Tesla has joined Oracle, HP, and Toyota Motor in relocating their US headquarters from California, where taxes and living costs are relatively high. While Silicon Valley is a hotbed for new ideas and businesses, Texas is known for its lower labour costs and less severe regulations.

“I`m excited to announce that we`re moving our headquarters to Austin, Texas,” Musk told the company’s annual meeting, held in the Texas car factory.

“This is not a matter of, sort of, Tesla leaving California,” he said, saying it plans to increase output from its main California factory and Nevada factory by 50%.

Despite this, the plant in Fremont, California is “clogged,” and it is difficult for people to purchase homes in California, he claimed.

Musk, a billionaire, relocated to Texas from California in December to work on Tesla’s new plant in the state and his SpaceX rocket company, which has a launch pad in the state’s southern tip.

Musk had a tumultuous relationship with California at times, threatening to relocate Tesla’s headquarters and future programmes to Texas during a dispute over the shutdown of Tesla’s Fremont factory due to COVID-19, for example.

He displayed a design of what appeared to be a cowboy-style belt buckle imprinted with “Don’t Mess With T” — the T in the style of the Tesla logo — at the conference. The term is based on a long-running and well-known anti-littering programme in Texas called Don’t Mess with Texas.

Activist shareholders and a proxy advice firm criticised the board’s recommendations on numerous major initiatives, including the reelection of Elon Musk’s brother, Kimball Musk, and James Murdoch as board directors.

They did, however, vote in favour of a stockholder motion to shorten board terms from three to one year, as well as a resolution to provide more information on the company’s diversity and inclusion activities.

“It’s unfortunate that the shareholders did not agree to remove Murdoch and Musk’s brother.
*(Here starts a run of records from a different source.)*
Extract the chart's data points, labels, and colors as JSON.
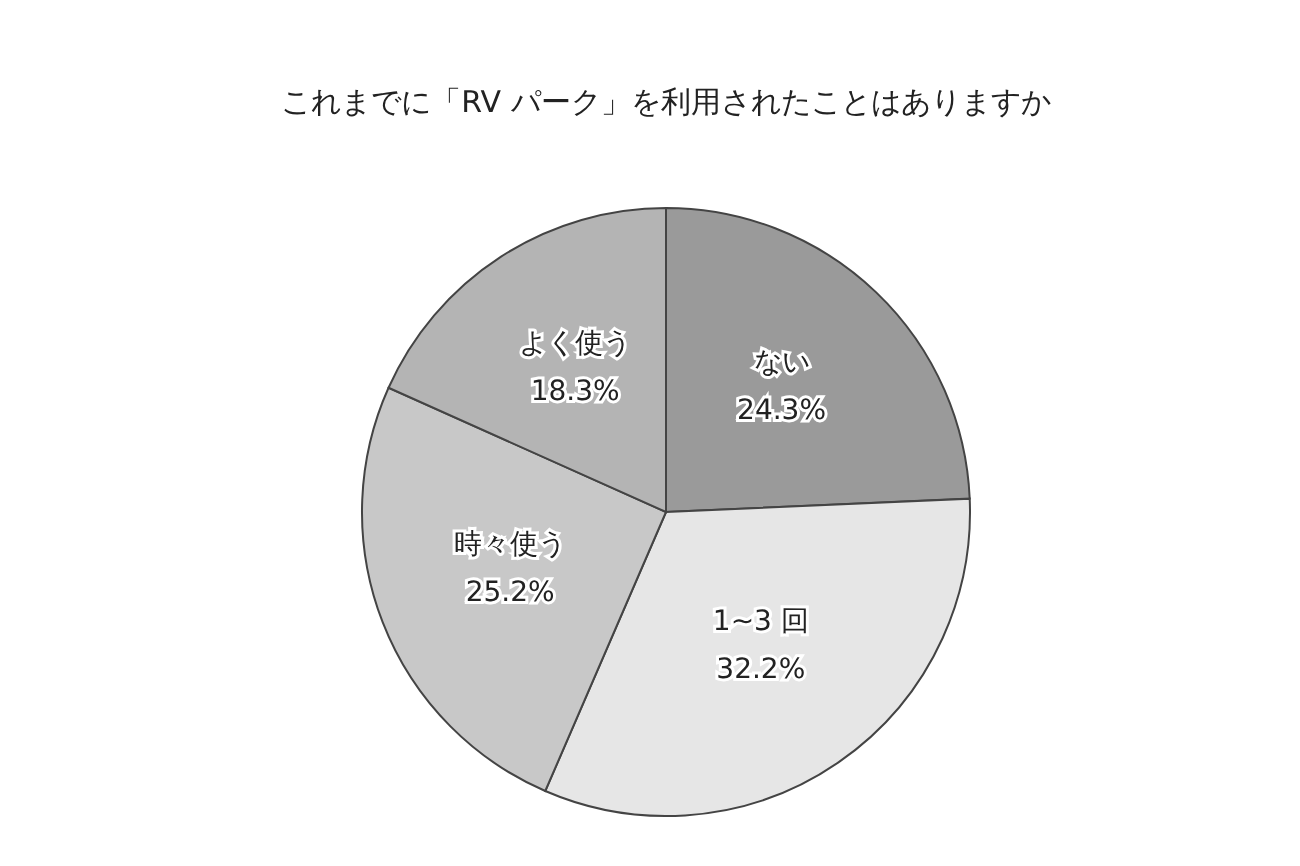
{
  "chart_data": {
    "type": "pie",
    "title": "これまでに「RV パーク」を利用されたことはありますか",
    "categories": [
      "ない",
      "1~3 回",
      "時々使う",
      "よく使う"
    ],
    "values": [
      24.3,
      32.2,
      25.2,
      18.3
    ],
    "value_labels": [
      "24.3%",
      "32.2%",
      "25.2%",
      "18.3%"
    ],
    "colors": [
      "#9a9a9a",
      "#e6e6e6",
      "#c8c8c8",
      "#b4b4b4"
    ],
    "legend": false
  }
}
But I think they know the pressure is on them,” Stephen Diamond, a professor at Santa Clara University School of Law, said.

“They`ve got a lot more work to do on governance. Just changing the term is just an artifact of a larger governance issue,” William Klepper, a professor at Columbia Business School, said.

Tesla investors were advised not to re-elect the two directors by the advisory company Institutional Shareholder Services (ISS) due to concerns about excessive compensation packages for non-executive board members.

A stockholder resolution calling for a study of the impact of Tesla’s use of arbitration on workplace harassment and discrimination was also defeated.

After a Black former contract worker won a $137 million jury judgement against Tesla for workplace racism on Monday, the plan, which was opposed by the board, was thrust into the spotlight.